L'empreinte croissante de la Chine dans les ports africains
Port de Lomé (Crédit image : PAL)
Les points clés :
33% des projets portuaires en Afrique impliquent la Chine, avec une influence majeure sur les infrastructures économiques et géostratégiques du continent.
La Chine gagne jusqu'à 13 dollars pour chaque dollar investi dans les ports africains, selon PricewaterhouseCoopers.
36 des 78 ports africains sous contrôle chinois ont accueilli des exercices militaires, renforçant les ambitions géostratégiques de Pékin.
La présence chinoise dans les infrastructures portuaires africaines est impressionnante. Avec une implication dans 78 ports, soit 33% des projets portuaires du continent, la Chine ne se contente pas de financer ces infrastructures ; elle en assure aussi la construction, l'exploitation, et souvent la gestion à long terme. Derrière cet investissement se cache une double ambition : booster les échanges commerciaux bilatéraux tout en poursuivant des objectifs géostratégiques.
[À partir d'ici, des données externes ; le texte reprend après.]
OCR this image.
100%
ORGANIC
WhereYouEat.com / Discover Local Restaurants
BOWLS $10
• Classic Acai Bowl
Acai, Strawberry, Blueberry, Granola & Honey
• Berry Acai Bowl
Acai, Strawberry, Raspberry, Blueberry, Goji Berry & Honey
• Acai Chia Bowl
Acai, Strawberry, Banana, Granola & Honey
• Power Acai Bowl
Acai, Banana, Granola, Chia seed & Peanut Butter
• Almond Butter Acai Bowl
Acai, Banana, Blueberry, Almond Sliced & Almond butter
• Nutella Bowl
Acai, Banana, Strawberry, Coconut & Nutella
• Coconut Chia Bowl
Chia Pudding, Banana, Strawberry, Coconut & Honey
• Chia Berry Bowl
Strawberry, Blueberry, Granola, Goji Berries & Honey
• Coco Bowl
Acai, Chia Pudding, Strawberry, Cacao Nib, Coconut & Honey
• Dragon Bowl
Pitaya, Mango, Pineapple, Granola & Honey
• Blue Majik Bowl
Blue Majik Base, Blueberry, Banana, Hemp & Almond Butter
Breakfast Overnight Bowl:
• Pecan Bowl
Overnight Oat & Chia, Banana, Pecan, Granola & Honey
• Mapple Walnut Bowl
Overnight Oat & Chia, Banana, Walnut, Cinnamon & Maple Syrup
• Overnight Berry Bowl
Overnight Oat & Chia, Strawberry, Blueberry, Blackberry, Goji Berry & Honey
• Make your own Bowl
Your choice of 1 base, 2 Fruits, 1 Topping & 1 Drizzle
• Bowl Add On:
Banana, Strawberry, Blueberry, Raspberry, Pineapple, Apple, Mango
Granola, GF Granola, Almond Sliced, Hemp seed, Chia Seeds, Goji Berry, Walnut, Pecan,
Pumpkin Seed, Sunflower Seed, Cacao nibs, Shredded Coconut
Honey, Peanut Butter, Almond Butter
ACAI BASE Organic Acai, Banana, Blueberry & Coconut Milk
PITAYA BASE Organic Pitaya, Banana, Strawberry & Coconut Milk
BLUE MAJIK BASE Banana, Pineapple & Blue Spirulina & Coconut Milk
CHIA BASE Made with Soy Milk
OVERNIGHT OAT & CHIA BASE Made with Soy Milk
Un contrôle massif des ports africains
Selon un rapport du Centre d'études stratégiques de l'Afrique (CESA), les entreprises d'État chinoises sont actives dans 32 pays africains, notamment en Afrique de l'Ouest, qui compte à elle seule 35 ports financés, construits ou exploités par la Chine. Parmi les exemples les plus notables, on trouve le port en eaux profondes de Lekki, au Nigeria, un projet clé pour l'économie ouest-africaine. La China Communications Construction Corporation (CCCC) et sa filiale, China Harbor Engineering Company (CHEC), ont non seulement financé et construit ce port, mais détiennent également une participation de 54%, assurant ainsi une mainmise stratégique.
La rentabilité de ces investissements est indéniable : chaque dollar injecté dans ces projets génère jusqu'à 13 dollars de revenus pour Pékin, selon une étude de PricewaterhouseCoopers (PwC). Mais l'implication chinoise va bien au-delà de simples retours économiques.
Des ambitions militaires sous-jacentes
La Chine n’utilise pas uniquement ces ports pour le commerce. En effet, 36 de ces infrastructures ont déjà accueilli des escales ou des exercices militaires chinois, un signe clair des ambitions géostratégiques de Pékin en Afrique. Des ports tels que Lagos au Nigeria, Durban en Afrique du Sud ou encore Port-Gentil au Gabon possèdent les caractéristiques physiques et techniques pour accueillir des flottes navales chinoises, les rendant potentiellement stratégiques pour l’armée populaire de libération (APL). Le développement du port de Doraleh à Djibouti, initialement annoncé comme un projet commercial, est un parfait exemple de cette stratégie : en 2017, il a été élargi pour accueillir la première base militaire chinoise à l’étranger.
Un modèle répandu : Go Global et nouvelles routes de la soie
L'influence de la Chine en Afrique découle également de sa stratégie "Go Global", une initiative visant à soutenir les entreprises d'État dans leur conquête de nouveaux marchés, en particulier dans les pays en développement. Cela s'inscrit dans un cadre plus large, celui de l'initiative des "Nouvelles routes de la soie", où la Chine souhaite étendre sa connectivité à travers six corridors, dont trois traversent le continent africain, reliant l'Afrique de l'Est, l'Égypte et la Tunisie.
Un impact économique et des préoccupations géopolitiques
Ces investissements massifs dans les infrastructures portuaires ont sans aucun doute contribué à dynamiser les échanges commerciaux sur le continent. Cependant, la dépendance croissante de certains pays africains à l'égard de Pékin pose des questions sur la souveraineté et la sécurité. Si les retombées économiques à court terme sont visibles, notamment en Afrique de l'Ouest, où les infrastructures portuaires améliorent la compétitivité des nations, les conséquences à long terme sur la gestion de la dette publique et la perte de contrôle stratégique suscitent des préoccupations.
Le Centre d'études stratégiques de l'Afrique appelle à une vigilance accrue de la part des pays africains lors des négociations avec la Chine, les incitant à éviter les alignements géopolitiques et à préserver leurs propres intérêts stratégiques.
Pourquoi est-ce important ?
L'influence croissante de la Chine sur les infrastructures portuaires africaines est une réalité incontournable, et ses retombées économiques sont considérables, notamment en Afrique de l'Ouest. Toutefois, cet engagement n'est pas sans risque. Si les pays africains veulent réellement tirer parti de ces investissements, il leur faudra renforcer leur capacité de négociation et s'assurer qu'ils ne sacrifient pas leur souveraineté pour des gains à court terme. L'avenir de la région dépendra de leur capacité à équilibrer les intérêts économiques et géostratégiques dans ce partenariat complexe avec la Chine.